MOULOUD (Il se retient) – On continue… On continue ! Donc : “Ton lapin a rencontré un poulet en rapportant…“

JEFF – Mais pourquoi tu parles de lapin si tu es son grand cerf en rut !

MOULOUD -  Oh putain ! Jeff !

JEFF – Oui ?

MOULOUD – Marjorie est près de toi ?

JEFF – Ben à cette heure, je voudrais bien voir qu’elle soit en train de traîner !

MOULOUD -  Passe- la moi ?

JEFF – Qui ?

MOULOUD – Passe-moi ta femme ?

JEFF – Je peux pas : elle est en bigoudis.

MOULOUD -  Mais je la vois pas, Jeff ! On est au téléphone !

JEFF – Ah ben oui !

             Court silence. Marjorie remplace Jeff au téléphone.

MARJORIE – Allô ?

MOULOUD -  Marjorie, faut que t’appelles Sabrina pour la rassurer.

MARJORIE – Ouais !

MOULOUD -  Mais tu fais gaffe parce que sa ligne est sur écoute.

MARJORIE - Ouais !

MOULOUD -  Tu dis juste ça : « Ton lapin a rencontré un poulet en rapportant les carottes, il est parti se mettre au vert chez le blaireau »

MARJORIE - Ouais

MOULOUD -  T’as bien compris Marjorie ?

MARJORIE - Ouais !... Mais c’est qui au téléphone ?

MOULOUD (prenant le public à témoin) -  Putain ! J’y crois pas… Marjorie c’est moi !

MARJORIE -  Qui toi ?... Le lapin, le poulet ou le blaireau ?

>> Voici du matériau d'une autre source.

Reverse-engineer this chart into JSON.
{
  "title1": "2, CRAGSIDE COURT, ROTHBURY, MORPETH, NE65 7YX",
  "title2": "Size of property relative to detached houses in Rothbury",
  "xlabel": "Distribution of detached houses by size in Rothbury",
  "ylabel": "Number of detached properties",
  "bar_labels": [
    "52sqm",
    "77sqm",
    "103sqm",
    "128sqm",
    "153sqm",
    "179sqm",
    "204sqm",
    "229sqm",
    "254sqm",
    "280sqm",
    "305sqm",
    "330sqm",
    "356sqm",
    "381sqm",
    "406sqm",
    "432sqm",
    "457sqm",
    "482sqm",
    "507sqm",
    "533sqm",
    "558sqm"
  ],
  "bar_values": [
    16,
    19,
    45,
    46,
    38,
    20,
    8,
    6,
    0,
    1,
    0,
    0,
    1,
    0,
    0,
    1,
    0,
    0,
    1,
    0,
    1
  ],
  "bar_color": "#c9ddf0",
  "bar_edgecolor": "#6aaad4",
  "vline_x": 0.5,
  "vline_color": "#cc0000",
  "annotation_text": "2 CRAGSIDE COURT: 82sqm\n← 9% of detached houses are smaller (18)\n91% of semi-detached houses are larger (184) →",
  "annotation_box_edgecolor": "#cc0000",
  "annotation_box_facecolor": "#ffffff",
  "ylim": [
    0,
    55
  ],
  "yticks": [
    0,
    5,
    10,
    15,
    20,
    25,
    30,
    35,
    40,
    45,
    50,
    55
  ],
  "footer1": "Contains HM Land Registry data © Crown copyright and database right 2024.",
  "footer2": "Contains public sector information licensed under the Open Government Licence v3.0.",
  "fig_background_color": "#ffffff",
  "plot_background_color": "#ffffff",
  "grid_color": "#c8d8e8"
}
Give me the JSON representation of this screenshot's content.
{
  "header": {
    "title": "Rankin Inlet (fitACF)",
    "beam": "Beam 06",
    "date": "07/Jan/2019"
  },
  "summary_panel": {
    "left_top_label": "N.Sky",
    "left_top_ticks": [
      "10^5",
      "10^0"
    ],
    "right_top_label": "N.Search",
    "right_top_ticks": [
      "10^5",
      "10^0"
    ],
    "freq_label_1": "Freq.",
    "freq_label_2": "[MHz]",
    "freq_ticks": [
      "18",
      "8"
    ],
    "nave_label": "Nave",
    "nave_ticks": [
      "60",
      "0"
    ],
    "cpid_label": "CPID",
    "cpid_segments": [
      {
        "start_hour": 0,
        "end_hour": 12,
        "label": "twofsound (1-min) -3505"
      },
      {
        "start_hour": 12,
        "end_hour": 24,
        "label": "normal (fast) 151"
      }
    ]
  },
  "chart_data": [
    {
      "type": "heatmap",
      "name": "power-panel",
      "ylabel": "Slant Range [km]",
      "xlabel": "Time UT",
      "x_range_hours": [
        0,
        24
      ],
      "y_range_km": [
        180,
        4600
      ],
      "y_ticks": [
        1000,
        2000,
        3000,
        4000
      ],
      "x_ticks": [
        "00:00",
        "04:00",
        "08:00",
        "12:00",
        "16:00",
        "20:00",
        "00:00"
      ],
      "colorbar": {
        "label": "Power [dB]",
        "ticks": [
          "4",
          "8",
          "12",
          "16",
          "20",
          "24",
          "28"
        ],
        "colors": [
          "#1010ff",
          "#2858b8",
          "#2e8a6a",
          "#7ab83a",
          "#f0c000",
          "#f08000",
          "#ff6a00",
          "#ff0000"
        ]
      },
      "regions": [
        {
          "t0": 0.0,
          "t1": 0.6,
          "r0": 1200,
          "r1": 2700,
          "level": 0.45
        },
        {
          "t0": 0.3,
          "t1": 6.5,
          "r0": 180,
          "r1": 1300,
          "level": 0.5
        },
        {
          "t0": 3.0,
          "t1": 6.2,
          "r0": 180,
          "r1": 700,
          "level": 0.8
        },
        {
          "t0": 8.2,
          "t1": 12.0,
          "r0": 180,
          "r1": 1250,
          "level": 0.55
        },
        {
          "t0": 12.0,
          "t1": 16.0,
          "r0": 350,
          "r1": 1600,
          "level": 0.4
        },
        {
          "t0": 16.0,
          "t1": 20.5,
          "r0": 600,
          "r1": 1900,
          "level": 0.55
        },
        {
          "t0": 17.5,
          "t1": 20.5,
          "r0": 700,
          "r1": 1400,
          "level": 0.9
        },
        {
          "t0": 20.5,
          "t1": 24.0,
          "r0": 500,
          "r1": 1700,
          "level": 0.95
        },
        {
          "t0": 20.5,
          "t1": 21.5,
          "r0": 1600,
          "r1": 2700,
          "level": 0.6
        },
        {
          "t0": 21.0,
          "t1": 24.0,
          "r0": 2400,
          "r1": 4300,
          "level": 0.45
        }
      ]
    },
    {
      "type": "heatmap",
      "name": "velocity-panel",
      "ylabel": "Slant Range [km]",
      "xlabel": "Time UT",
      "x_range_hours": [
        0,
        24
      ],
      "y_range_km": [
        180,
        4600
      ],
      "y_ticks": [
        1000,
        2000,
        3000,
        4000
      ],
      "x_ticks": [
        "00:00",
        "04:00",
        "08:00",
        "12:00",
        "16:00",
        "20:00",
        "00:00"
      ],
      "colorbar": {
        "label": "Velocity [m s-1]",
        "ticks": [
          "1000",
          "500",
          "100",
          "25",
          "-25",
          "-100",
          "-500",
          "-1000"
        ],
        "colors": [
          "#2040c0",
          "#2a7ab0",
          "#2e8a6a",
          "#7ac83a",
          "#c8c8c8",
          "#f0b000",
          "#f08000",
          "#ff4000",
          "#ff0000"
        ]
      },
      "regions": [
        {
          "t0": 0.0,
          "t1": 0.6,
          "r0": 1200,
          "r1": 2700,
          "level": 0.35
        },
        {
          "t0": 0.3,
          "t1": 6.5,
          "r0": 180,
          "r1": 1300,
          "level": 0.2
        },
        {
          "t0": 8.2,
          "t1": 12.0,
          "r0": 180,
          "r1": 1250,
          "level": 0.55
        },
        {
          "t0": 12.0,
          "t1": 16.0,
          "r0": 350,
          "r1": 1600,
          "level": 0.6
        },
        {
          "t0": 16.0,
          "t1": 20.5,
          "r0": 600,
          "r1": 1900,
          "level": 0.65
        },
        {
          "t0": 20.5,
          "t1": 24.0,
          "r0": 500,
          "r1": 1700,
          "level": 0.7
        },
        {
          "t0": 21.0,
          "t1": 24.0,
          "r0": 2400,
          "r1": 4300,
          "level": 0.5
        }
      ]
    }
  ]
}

MOULOUD -  Comment ça ?... (excédé, il hurle, Gaétan apparaît dans la pénombre) Mais je suis Moul… Merde ! Dans l’histoire je suis le lapin. Le lapin, le lapin !

MARJORIE – Donc, t’es pas le poulet et t’es pas le blaireau ?

MOULOUD– Mais non je suis le lapin, le lapin, le lapin ! Le blaireau c’est Gaétan !

Gaétan allume soudain la lumière.

 

 

SCENE 2

GAETAN – MOULOUD + en off MARJORIE ;

 

MOULOUD (sursautant) – Aaaaahhhhh !

GAETAN – T’as le bonjour du blaireau !

MARJORIE – Je crois que j’ai compris : t’es le lapin, et pour pas que le poulet te mange tes carottes, tu te planques chez le blaireau.

MOULOUD – (à Marjorie) C’est çà ! (à Gaétan) Enfin non…

MARJORIE – Faut savoir, hein ! C’est çà ou c’est pas ça ?

MOULOUD -  Vas-y comme ça, appelle Sabrina.

MARJORIE – Ouais.

GAETAN (A Gaétan, remonté, parlant fort) – J’attends des explications !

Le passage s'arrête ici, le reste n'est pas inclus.